With reports that Scream 5 and a Hallmark Channel movie with the working title of USS Christmas are both preparing to film here this year, industry officials here are talking about procedures that minimize the risk of virus exposure so other studios will have the confidence to proceed.
“Projects are hiring safety crews and have developed protocols, such as wearing masks, taking temperatures, and testing,” Bill Vassar, executive vice president of EUE Screen Gems in Wilmington, said Thursday of the productions setting up here. “It’s a whole new way of doing productions.
“They want to keep as many people as possible away from the actors,” Vassar added. “If one of them got sick and died, the studio would lose millions of dollars.”
Wilmington Regional Film Commissioner Johnny Griffin is optimistic about protective measures, noting that both projects are observing current industry-accepted guidelines for testing, sanitizing, social distancing, and use of personal protective equipment (PPE).
“I feel that we are well prepared. We have been facilitating discussions between clients and the state and local health departments, hospital, and local healthcare providers,” Griffin said in an email Friday. “There seem to be ample testing supplies, PPE, and quick testing turnaround. I feel we are as well prepared as we can be, and our clients seem impressed so far with the ability of the region to support their needs.”
Since two film projects are preparing to start production in Wilmington this fall, could there be others waiting in the wings?
“We are hopeful but nothing is confirmed as yet,” Griffin said. “We are having ongoing discussions.”
The area’s relatively lower numbers of COVID-19 cases could be a factor in its favor, according to the film commissioner.
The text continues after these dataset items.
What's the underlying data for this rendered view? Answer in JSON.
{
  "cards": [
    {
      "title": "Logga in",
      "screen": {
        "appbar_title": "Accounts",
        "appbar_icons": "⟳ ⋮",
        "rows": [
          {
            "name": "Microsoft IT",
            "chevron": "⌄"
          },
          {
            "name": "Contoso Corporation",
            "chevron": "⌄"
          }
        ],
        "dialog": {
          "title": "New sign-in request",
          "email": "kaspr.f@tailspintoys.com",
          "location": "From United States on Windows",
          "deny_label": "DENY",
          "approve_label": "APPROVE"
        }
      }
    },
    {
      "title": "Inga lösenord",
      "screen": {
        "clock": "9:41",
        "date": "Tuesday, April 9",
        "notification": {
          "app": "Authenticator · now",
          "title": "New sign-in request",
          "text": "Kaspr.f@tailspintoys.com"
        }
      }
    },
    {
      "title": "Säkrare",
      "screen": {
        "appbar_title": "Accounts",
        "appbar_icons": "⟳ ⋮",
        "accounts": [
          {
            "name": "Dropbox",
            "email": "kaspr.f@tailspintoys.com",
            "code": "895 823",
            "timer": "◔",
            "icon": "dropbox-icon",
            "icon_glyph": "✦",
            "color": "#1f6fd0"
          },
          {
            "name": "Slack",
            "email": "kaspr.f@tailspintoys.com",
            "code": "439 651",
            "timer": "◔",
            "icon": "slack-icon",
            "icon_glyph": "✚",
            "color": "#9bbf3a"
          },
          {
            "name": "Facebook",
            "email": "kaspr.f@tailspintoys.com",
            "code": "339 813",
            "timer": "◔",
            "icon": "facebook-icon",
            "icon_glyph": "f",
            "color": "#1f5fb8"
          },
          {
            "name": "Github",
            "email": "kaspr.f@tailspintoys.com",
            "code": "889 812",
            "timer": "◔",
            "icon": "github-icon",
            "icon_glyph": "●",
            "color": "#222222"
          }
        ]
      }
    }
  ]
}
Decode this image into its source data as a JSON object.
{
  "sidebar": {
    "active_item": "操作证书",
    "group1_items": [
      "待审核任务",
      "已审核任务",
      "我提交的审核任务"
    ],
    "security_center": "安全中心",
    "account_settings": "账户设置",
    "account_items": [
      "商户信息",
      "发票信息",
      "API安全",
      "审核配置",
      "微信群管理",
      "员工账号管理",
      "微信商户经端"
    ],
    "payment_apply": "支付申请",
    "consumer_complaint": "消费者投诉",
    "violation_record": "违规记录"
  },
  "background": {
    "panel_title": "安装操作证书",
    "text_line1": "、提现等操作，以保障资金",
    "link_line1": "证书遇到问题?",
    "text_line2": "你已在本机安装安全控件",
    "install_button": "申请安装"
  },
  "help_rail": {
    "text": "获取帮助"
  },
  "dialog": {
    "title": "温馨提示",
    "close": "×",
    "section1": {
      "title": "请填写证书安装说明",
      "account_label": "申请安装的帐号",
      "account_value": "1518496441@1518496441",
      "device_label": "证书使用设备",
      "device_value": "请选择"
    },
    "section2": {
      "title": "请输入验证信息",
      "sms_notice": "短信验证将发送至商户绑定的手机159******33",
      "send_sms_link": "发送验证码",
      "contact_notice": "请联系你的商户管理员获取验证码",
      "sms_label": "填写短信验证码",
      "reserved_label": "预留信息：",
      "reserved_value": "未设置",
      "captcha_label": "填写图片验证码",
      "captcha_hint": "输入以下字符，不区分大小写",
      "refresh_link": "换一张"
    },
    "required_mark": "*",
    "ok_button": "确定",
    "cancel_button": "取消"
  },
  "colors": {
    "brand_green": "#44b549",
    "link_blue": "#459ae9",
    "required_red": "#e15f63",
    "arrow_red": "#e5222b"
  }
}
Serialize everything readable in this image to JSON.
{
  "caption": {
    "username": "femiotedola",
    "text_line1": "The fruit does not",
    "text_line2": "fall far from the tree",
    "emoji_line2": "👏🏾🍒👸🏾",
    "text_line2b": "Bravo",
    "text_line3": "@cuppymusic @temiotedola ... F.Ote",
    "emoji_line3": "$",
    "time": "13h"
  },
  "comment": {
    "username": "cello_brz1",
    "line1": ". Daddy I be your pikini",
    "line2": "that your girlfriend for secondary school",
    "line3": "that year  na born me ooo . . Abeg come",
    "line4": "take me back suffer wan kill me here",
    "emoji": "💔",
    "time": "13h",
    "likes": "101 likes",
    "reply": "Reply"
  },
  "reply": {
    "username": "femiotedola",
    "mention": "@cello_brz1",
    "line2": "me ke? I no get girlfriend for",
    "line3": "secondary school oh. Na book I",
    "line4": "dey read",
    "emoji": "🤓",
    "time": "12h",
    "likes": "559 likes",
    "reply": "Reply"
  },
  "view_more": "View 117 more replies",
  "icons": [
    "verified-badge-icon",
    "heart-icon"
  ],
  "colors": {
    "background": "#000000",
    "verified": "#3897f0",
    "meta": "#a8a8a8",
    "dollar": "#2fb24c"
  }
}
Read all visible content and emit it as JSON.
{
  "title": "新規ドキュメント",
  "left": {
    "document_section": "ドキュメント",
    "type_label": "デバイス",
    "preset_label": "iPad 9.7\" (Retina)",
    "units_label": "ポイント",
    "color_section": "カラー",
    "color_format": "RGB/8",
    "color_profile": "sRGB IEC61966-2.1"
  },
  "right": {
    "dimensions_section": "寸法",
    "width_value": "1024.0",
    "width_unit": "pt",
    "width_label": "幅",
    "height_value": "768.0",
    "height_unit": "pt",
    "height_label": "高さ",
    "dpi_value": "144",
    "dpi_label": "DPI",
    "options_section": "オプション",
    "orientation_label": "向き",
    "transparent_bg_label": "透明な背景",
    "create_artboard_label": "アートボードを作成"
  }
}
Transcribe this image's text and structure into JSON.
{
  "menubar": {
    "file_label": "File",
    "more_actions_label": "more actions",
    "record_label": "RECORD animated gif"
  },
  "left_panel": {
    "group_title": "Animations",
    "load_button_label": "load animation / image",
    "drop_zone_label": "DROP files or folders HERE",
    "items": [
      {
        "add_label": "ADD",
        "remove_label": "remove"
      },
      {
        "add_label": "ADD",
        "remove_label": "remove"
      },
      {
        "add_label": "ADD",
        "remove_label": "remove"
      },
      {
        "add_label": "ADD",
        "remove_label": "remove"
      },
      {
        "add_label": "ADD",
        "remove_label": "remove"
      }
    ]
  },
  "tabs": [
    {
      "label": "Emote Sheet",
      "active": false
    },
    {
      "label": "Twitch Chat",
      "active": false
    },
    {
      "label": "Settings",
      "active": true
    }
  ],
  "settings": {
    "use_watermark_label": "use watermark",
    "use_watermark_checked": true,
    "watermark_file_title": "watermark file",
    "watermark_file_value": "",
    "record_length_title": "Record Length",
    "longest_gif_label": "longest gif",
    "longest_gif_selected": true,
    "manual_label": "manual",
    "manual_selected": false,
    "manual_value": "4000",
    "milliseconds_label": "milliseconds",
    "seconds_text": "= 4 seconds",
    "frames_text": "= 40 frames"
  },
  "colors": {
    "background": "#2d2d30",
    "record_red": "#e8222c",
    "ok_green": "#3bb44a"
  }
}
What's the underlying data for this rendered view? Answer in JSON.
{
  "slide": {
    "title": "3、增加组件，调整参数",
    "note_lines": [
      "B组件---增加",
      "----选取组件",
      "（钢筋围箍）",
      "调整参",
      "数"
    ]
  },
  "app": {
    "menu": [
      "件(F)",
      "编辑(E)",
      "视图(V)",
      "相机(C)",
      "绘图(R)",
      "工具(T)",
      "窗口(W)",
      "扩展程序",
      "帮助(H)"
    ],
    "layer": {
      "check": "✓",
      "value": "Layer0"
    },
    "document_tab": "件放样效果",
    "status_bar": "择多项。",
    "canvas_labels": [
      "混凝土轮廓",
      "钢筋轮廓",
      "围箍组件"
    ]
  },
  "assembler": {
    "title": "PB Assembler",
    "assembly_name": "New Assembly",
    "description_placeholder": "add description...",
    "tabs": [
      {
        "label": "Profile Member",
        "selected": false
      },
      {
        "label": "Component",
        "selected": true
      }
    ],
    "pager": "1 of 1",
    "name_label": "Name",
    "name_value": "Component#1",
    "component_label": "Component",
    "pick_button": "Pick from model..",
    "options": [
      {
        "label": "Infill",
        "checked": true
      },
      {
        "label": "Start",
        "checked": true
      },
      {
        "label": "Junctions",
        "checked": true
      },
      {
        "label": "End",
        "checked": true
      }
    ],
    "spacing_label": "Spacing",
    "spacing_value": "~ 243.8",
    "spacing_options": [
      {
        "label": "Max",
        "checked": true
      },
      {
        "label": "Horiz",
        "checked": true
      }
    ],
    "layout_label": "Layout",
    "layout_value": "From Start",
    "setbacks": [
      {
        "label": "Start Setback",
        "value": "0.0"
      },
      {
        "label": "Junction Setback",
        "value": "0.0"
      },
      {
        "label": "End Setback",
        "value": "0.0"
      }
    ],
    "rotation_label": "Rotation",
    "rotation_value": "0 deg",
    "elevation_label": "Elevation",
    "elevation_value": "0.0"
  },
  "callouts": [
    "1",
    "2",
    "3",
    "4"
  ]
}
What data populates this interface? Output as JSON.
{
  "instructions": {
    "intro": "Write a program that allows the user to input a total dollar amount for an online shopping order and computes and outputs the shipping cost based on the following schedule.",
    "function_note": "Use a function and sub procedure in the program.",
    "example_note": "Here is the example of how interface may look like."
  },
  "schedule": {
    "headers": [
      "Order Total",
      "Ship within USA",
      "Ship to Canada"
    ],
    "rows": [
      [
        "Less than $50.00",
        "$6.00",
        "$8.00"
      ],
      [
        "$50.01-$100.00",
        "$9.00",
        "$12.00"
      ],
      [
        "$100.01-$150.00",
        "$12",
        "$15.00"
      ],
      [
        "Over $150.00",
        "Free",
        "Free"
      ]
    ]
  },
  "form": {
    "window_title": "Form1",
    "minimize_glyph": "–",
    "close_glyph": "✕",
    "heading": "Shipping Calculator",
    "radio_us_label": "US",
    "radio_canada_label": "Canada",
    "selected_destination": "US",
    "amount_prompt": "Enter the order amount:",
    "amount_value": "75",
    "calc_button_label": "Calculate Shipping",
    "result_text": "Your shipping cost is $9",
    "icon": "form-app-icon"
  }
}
“We have had discussions with projects that have looked favorably on the lower COVID numbers in Wilmington specifically and in North Carolina more generally,” he said. “However, everything changes daily in every state so it’s a constantly evolving situation. But the fact that we do not have mass public transportation and crowded areas makes it easy to social distance and not feel cramped.”
Wilmington has always been attractive to film studios because of its abundance of skilled, experienced crew members. While in recent times North Carolina’s so-called Bathroom Bill and changes to its film incentive program had sent many of those industry veterans to seek work in places like Charleston, South Carolina, and Atlanta, high coronavirus numbers in those areas have almost shut down filming there.
“I do feel that we have more available crew currently since there is not as much work in surrounding states,” Griffin said. “Hopefully that will work to our benefit.”
There were signs in early 2020 that film activity in Wilmington could be on the rebound, he said, adding that he still sees potential for the future.
“As we were heading into March, things were looking positive for a strong year. As production is resuming it still looks good for Wilmington because of the incentive, crew, stages [at EUE Screen Gems] and the momentum that has been built," Griffin said. "The discussions have been strong, numerous, and frequent with clients, even during this COVID pandemic.”